This is an emacs lisp script, called from export.awk and executed by emacs in batch mode. The crux of it has been taken from this stackoverflow answer.

When done export.awk returns the time stamp of the content it has exported using an unused file descriptor (courtesy of another stackoverflow answer). export.awk is called from export-new.sh, which takes a source and a target directory as arguments, and scans the source directory for any files that do not have a timestamp in their name. These files are then exported to the target directory and renamed using the timestamp, so that they won't be exported later - unless they change, which is handled by the makefile using static pattern rules like the following:

$(NEWSEXPORTED): build/news-exported/%: src/news-raw/%
        @echo "Updating: $@"
        cd scripts; ./export.awk ../$^ 3>/dev/null 1>../$@

At this point we have directories containing content in org mode, and directories containing exported partial HTML. We have now arrived at the templating part: we want the partial HTML to be inserted into templates so we can have full HTML pages with headers, footers and whatnot. This is handled by two scripts: surround-content.awk and fill-template.awk.

surround-content.awk is for when you want to generate one page per content file, e.g. for blog posts.
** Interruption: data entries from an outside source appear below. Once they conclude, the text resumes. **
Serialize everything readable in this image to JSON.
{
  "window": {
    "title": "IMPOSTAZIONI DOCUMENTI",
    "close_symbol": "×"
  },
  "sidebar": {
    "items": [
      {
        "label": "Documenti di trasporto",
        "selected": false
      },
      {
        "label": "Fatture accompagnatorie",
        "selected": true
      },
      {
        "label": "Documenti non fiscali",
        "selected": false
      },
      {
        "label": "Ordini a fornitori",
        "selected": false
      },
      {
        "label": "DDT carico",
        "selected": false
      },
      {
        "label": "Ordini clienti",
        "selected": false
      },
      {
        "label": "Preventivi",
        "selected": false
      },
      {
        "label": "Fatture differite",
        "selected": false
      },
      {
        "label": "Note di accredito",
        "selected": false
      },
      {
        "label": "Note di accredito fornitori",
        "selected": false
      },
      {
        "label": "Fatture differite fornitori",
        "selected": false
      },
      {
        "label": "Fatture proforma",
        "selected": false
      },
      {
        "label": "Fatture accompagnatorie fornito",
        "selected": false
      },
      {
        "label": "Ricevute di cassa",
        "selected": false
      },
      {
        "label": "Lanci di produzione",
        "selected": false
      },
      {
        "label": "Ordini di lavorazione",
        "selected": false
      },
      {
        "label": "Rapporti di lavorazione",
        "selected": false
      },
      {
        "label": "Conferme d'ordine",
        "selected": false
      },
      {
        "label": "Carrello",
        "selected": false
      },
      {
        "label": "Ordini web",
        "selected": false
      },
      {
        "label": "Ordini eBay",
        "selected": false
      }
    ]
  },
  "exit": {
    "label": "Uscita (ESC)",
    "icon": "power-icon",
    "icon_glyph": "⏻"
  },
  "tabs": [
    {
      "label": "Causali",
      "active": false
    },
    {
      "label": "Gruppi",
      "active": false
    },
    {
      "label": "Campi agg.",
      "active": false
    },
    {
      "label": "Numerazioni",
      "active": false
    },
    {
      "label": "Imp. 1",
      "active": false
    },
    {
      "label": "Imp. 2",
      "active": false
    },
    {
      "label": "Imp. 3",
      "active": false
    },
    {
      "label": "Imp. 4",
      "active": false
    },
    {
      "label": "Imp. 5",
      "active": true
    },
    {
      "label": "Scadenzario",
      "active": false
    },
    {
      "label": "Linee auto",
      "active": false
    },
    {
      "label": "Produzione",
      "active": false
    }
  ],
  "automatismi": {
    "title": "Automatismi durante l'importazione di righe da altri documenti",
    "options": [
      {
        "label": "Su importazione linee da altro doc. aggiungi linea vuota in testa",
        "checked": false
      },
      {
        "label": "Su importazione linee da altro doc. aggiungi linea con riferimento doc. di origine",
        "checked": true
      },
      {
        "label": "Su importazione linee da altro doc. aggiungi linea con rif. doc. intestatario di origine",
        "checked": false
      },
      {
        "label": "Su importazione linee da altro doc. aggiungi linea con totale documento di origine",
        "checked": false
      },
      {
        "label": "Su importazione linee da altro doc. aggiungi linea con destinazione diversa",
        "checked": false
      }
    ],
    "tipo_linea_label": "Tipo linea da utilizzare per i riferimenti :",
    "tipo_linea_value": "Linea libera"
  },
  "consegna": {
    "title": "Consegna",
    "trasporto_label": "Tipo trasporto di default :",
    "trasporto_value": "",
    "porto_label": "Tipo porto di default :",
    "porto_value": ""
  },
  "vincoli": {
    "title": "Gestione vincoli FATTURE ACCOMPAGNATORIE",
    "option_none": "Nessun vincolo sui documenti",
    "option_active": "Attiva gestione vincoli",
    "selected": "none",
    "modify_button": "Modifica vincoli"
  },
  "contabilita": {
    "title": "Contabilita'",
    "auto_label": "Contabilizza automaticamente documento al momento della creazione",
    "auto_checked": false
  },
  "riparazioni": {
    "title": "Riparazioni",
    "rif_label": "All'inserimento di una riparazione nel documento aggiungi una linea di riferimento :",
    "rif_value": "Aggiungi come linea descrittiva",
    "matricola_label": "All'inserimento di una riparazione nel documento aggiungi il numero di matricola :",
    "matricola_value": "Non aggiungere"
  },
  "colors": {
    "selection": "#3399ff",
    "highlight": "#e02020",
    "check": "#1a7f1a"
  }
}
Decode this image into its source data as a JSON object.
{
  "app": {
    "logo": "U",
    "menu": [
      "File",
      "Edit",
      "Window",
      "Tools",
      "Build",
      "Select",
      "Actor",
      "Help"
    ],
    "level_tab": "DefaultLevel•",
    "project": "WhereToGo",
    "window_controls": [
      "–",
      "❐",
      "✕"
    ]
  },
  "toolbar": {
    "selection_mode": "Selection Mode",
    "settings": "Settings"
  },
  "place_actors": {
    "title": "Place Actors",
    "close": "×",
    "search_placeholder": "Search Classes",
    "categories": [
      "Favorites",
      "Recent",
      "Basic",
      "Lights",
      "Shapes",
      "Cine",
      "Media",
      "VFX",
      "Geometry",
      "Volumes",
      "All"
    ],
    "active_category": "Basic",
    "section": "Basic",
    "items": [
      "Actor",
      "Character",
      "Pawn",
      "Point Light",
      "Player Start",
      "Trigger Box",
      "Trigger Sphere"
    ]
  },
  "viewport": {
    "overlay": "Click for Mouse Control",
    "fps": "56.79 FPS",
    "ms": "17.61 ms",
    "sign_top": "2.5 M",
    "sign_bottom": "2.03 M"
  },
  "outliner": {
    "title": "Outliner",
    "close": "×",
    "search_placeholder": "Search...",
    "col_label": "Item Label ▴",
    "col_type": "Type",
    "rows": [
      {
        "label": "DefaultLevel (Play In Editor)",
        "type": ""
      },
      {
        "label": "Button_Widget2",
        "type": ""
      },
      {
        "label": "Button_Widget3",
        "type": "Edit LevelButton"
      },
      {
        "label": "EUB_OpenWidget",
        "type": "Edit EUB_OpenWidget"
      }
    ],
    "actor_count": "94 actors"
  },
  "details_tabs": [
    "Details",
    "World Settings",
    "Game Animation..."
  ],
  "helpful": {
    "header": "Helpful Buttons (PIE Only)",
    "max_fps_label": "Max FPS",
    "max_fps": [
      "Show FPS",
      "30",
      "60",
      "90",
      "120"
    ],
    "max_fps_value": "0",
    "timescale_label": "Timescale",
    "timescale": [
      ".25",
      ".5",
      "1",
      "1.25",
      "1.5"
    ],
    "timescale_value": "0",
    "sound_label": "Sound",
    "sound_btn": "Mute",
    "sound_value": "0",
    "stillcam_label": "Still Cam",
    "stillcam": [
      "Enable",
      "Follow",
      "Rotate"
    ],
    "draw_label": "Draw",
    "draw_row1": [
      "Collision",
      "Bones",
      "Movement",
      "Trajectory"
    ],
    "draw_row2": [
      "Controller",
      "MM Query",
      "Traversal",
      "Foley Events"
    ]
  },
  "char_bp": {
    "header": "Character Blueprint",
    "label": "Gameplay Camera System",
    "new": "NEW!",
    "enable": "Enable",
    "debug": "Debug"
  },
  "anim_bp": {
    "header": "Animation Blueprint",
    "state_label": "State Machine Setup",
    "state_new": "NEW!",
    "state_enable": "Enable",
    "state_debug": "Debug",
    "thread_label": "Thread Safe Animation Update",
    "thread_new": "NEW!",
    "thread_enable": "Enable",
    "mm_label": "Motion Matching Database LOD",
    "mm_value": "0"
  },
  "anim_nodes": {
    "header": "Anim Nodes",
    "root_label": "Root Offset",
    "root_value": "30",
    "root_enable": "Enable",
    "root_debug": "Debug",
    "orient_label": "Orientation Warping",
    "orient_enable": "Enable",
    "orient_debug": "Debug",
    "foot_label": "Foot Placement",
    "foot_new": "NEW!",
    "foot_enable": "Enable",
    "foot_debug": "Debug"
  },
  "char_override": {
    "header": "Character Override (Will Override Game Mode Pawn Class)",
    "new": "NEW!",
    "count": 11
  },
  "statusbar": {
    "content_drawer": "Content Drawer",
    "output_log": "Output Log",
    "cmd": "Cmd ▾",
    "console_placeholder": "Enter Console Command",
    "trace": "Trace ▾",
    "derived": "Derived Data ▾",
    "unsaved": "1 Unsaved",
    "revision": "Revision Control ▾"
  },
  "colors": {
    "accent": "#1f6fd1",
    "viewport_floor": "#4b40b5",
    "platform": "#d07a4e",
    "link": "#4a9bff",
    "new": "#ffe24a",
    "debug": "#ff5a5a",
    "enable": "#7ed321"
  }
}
It takes one content file and one template as input, and combines them through the following two directives:

#+CONTENT: Inserts the content into the template
#+EXEC <command>: Executes command and inserts the output into the template

The EXEC directive uses the contentfile keyword to refer to the content file in the command, which is how you do things like setting document titles and descriptions: you grep for the relevant bits and sed them into shape like this:

<head>
  <meta charset="UTF-8" />
  #+EXEC grep contentfile -e "#+META Description: " | sed 's/^#+META Description: \(.*\)$/<meta name="description" content="\1">/'
  #+EXEC grep contentfile -e "<h1>.*</h1>" | sed 's/^<h1>\(.*\)<\/h1>$/<title>\1<\/title>/'
  <link href="/style.css" rel="stylesheet" />
</head>

fill-template.awk is for when you want to generate one page per template, e.g. blog index pages that list all blog posts. It understands the following two directives:

#+INSERT <path>: Inserts file(s) into the template
#+SH <command>: Executes command and inserts the output into the template

The INSERT directive does the heavy lifting here; at its simplest it'll just take a file like a header/footer and insert it into the file:

#+INSERT header.html

But it can also do things like "take 10 files, starting from the 20'th file, wrap them between <li> tags, process them with a command and insert the output into the file"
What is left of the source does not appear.